ANTHONY McGill was a relieved man after surviving a scare to keep his bid for a maiden World Championship alive.

No player has ever before surrendered a nine-frame lead at the Crucible.

But former semi-finalist McGill saw his 10-1 advantage whittled down to 11-8 before the Scot stood up under intense pressure to win the final two frames to get over the line with a fine 13-8 win.

The Glasgow Gladiator will lock horns with Chinese debutant qualifier Si Jiahui in his fourth Crucible quarter-final appearance today.

“It was a sweat in the end. It was nervy,” admitted pleased McGill.

“13 was the target and I got there and that’s all that matters.

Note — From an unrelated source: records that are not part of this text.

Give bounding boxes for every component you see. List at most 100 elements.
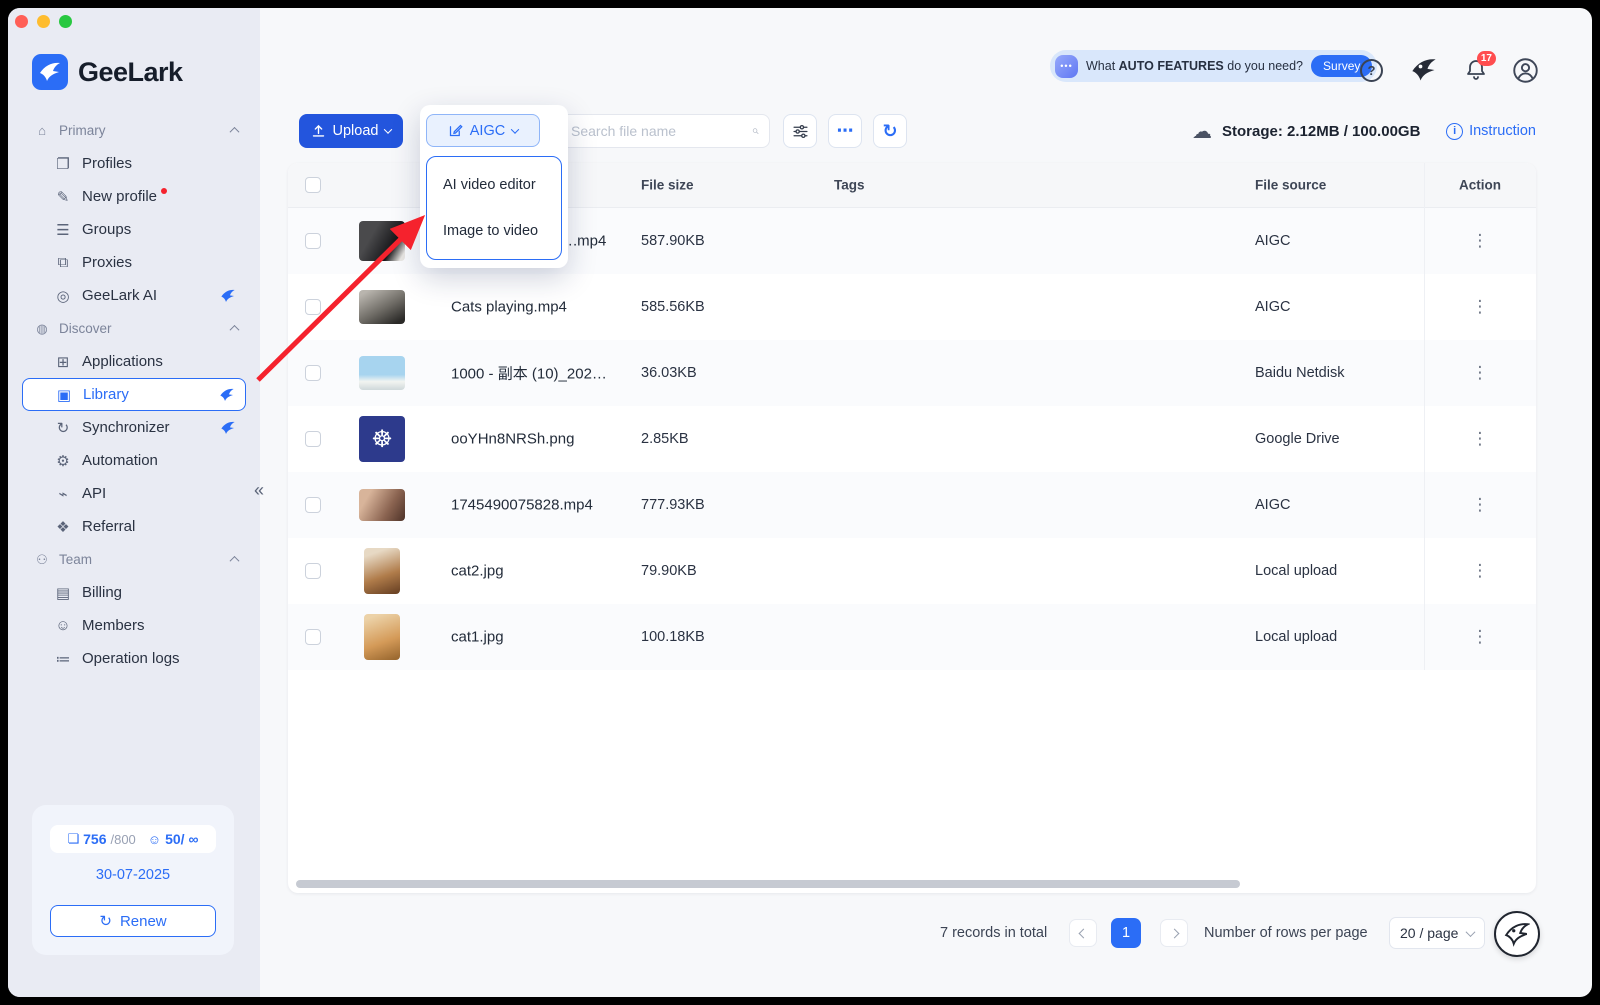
file-source: Local upload [1255, 563, 1338, 579]
menu-item-ai-video-editor[interactable]: AI video editor [427, 162, 561, 208]
row-checkbox[interactable] [305, 431, 321, 447]
row-actions-menu-icon[interactable] [1424, 231, 1536, 251]
renew-button[interactable]: Renew [50, 905, 216, 937]
mascot-floating-button[interactable] [1494, 911, 1540, 957]
file-source: AIGC [1255, 497, 1291, 513]
member-icon [148, 832, 161, 847]
file-thumbnail [359, 290, 405, 324]
menu-item-image-to-video[interactable]: Image to video [427, 208, 561, 254]
row-checkbox[interactable] [305, 365, 321, 381]
groups-icon [54, 221, 72, 239]
instruction-link[interactable]: i Instruction [1446, 114, 1536, 148]
row-actions-menu-icon[interactable] [1424, 627, 1536, 647]
cloud-upload-icon [1192, 119, 1212, 144]
chevron-down-icon [1465, 926, 1476, 937]
nav-section-primary[interactable]: Primary [22, 114, 246, 147]
refresh-icon [99, 912, 112, 930]
column-header-tags[interactable]: Tags [834, 178, 865, 193]
column-header-file-size[interactable]: File size [641, 178, 694, 193]
sidebar-item-profiles[interactable]: Profiles [22, 147, 246, 180]
members-limit: ∞ [188, 831, 199, 847]
row-actions-menu-icon[interactable] [1424, 429, 1536, 449]
column-header-action[interactable]: Action [1424, 178, 1536, 193]
sidebar-item-automation[interactable]: Automation [22, 444, 246, 477]
file-thumbnail [359, 356, 405, 390]
sidebar-item-billing[interactable]: Billing [22, 576, 246, 609]
row-checkbox[interactable] [305, 629, 321, 645]
sidebar-item-label: Automation [82, 452, 158, 469]
geelark-ai-icon [54, 287, 72, 305]
table-row[interactable]: ooYHn8NRSh.png 2.85KB Google Drive [288, 406, 1536, 472]
sidebar-item-new-profile[interactable]: New profile [22, 180, 246, 213]
search-input[interactable] [571, 123, 752, 139]
nav-section-discover[interactable]: Discover [22, 312, 246, 345]
table-row[interactable]: Cats playing.mp4 585.56KB AIGC [288, 274, 1536, 340]
column-header-file-source[interactable]: File source [1255, 178, 1326, 193]
sidebar-item-applications[interactable]: Applications [22, 345, 246, 378]
sidebar-item-members[interactable]: Members [22, 609, 246, 642]
mascot-icon[interactable] [1410, 56, 1438, 89]
row-actions-menu-icon[interactable] [1424, 495, 1536, 515]
sidebar-item-synchronizer[interactable]: Synchronizer [22, 411, 246, 444]
table-row[interactable]: cat2.jpg 79.90KB Local upload [288, 538, 1536, 604]
window-close-button[interactable] [15, 15, 28, 28]
sidebar-item-operation-logs[interactable]: Operation logs [22, 642, 246, 675]
table-row[interactable]: 1745490075828.mp4 777.93KB AIGC [288, 472, 1536, 538]
table-row[interactable]: 1000 - 副本 (10)_202… 36.03KB Baidu Netdis… [288, 340, 1536, 406]
upload-button[interactable]: Upload [299, 114, 403, 148]
sidebar-item-api[interactable]: API [22, 477, 246, 510]
chevron-down-icon [510, 124, 520, 134]
automation-icon [54, 452, 72, 470]
window-zoom-button[interactable] [59, 15, 72, 28]
more-actions-button[interactable] [828, 114, 862, 148]
window-minimize-button[interactable] [37, 15, 50, 28]
select-all-checkbox[interactable] [305, 177, 321, 193]
ellipsis-icon [837, 121, 854, 141]
rows-per-page-label: Number of rows per page [1204, 925, 1368, 941]
file-size: 36.03KB [641, 365, 697, 381]
sidebar-item-groups[interactable]: Groups [22, 213, 246, 246]
row-actions-menu-icon[interactable] [1424, 561, 1536, 581]
sidebar-item-geelark-ai[interactable]: GeeLark AI [22, 279, 246, 312]
sidebar-item-proxies[interactable]: Proxies [22, 246, 246, 279]
section-label: Primary [59, 123, 106, 138]
billing-icon [54, 584, 72, 602]
row-actions-menu-icon[interactable] [1424, 297, 1536, 317]
filter-button[interactable] [783, 114, 817, 148]
previous-page-button[interactable] [1069, 919, 1097, 947]
storage-info: Storage: 2.12MB / 100.00GB [1192, 114, 1420, 148]
geelark-bird-icon [220, 420, 236, 436]
file-size: 2.85KB [641, 431, 689, 447]
row-checkbox[interactable] [305, 299, 321, 315]
help-icon[interactable]: ? [1360, 59, 1383, 82]
chevron-up-icon [229, 126, 240, 137]
file-name: Cats playing.mp4 [451, 298, 567, 316]
sidebar-collapse-button[interactable]: « [254, 480, 264, 501]
geelark-bird-icon [219, 387, 235, 403]
next-page-button[interactable] [1160, 919, 1188, 947]
sidebar-nav: Primary Profiles New profile Groups Prox… [22, 114, 246, 675]
sidebar-item-referral[interactable]: Referral [22, 510, 246, 543]
user-avatar[interactable] [1512, 57, 1539, 89]
row-checkbox[interactable] [305, 233, 321, 249]
sidebar-item-library[interactable]: Library [22, 378, 246, 411]
page-size-select[interactable]: 20 / page [1389, 917, 1485, 949]
horizontal-scrollbar[interactable] [296, 880, 1240, 888]
file-thumbnail [359, 416, 405, 462]
page-number-button[interactable]: 1 [1111, 918, 1141, 948]
renew-label: Renew [119, 912, 167, 930]
refresh-button[interactable] [873, 114, 907, 148]
row-actions-menu-icon[interactable] [1424, 363, 1536, 383]
search-icon[interactable] [752, 123, 759, 139]
chevron-up-icon [229, 555, 240, 566]
table-row[interactable]: cat1.jpg 100.18KB Local upload [288, 604, 1536, 670]
row-checkbox[interactable] [305, 497, 321, 513]
notifications-bell-icon[interactable]: 17 [1464, 51, 1496, 87]
library-icon [55, 386, 73, 404]
members-usage: 50/∞ [148, 831, 199, 847]
aigc-button[interactable]: AIGC [426, 114, 540, 147]
nav-section-team[interactable]: Team [22, 543, 246, 576]
sidebar-item-label: Members [82, 617, 145, 634]
sidebar-item-label: Billing [82, 584, 123, 601]
row-checkbox[interactable] [305, 563, 321, 579]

“You can’t just collapse at the first sign of something going wrong.

“I didn’t think I’d won at 10-1 up. I went on a run to go so far ahead and then he went on a run back at me. That’s what happens in these long matches.

“I had a similar thing a couple of years ago, I’ve had it before here and you don’t want to let that keep happening.

“You’re not going to go through best-of-19 and best-of-25s and just fly.

“You’re going to face adversity and I think I did all right.

“I have to give Jack a lot of credit because he played great. He’s not regarded as a great safety player, but I thought his safety was fantastic.

“From 10-1 I don’t think I did a hell of a lot wrong. It wasn’t that I had chances in every frame and messed it up.”

Lisowski flew back with breaks of 119, 97 and 74, but McGill held firm with a visit of 58.

John Higgins branded the quarter-final schedule as “pathetic” after getting the short draw of the “graveyard shift” this year.

Higgins will do battle with Mark Selby, who beat Gary Wilson 13-7, in a clash of four-time world champions.

They start this afternoon, but tomorrow will have to play in the afternoon and the evening — with the prospect of only having a short break between sessions.

“It’s a graveyard shift and it’s a long, long day to try and get through to one of the biggest matches of the year,” groaned the all-conquering Scot. “There’s no need for it to be back-to-back, it’s poor. It’s pathetic really.

“Why are you out there playing for like 10 hours? It doesn’t need to be that way because there’s two tables and the three other quarter-finals which get a break.

“They need to have a serious think about the sessions. There needs to be some dialogue between the players and the people running the game.

And second seed Selby said: “John’s struggling isn’t he? Losing five frames all week! I don’t understand the reasoning why the schedule is like that.

“The middle session we play could easily be the morning and have the morning and evening split like every other round.”

Surprise package Jiahui ensured there are two debutants in the quarter-finals for the first time in 35 years after beating Rob Milkins 13-7.

The 20-year-old, who won three qualifiers to reach the Crucible, joined Jak Jones in the last eight after his impressive victory.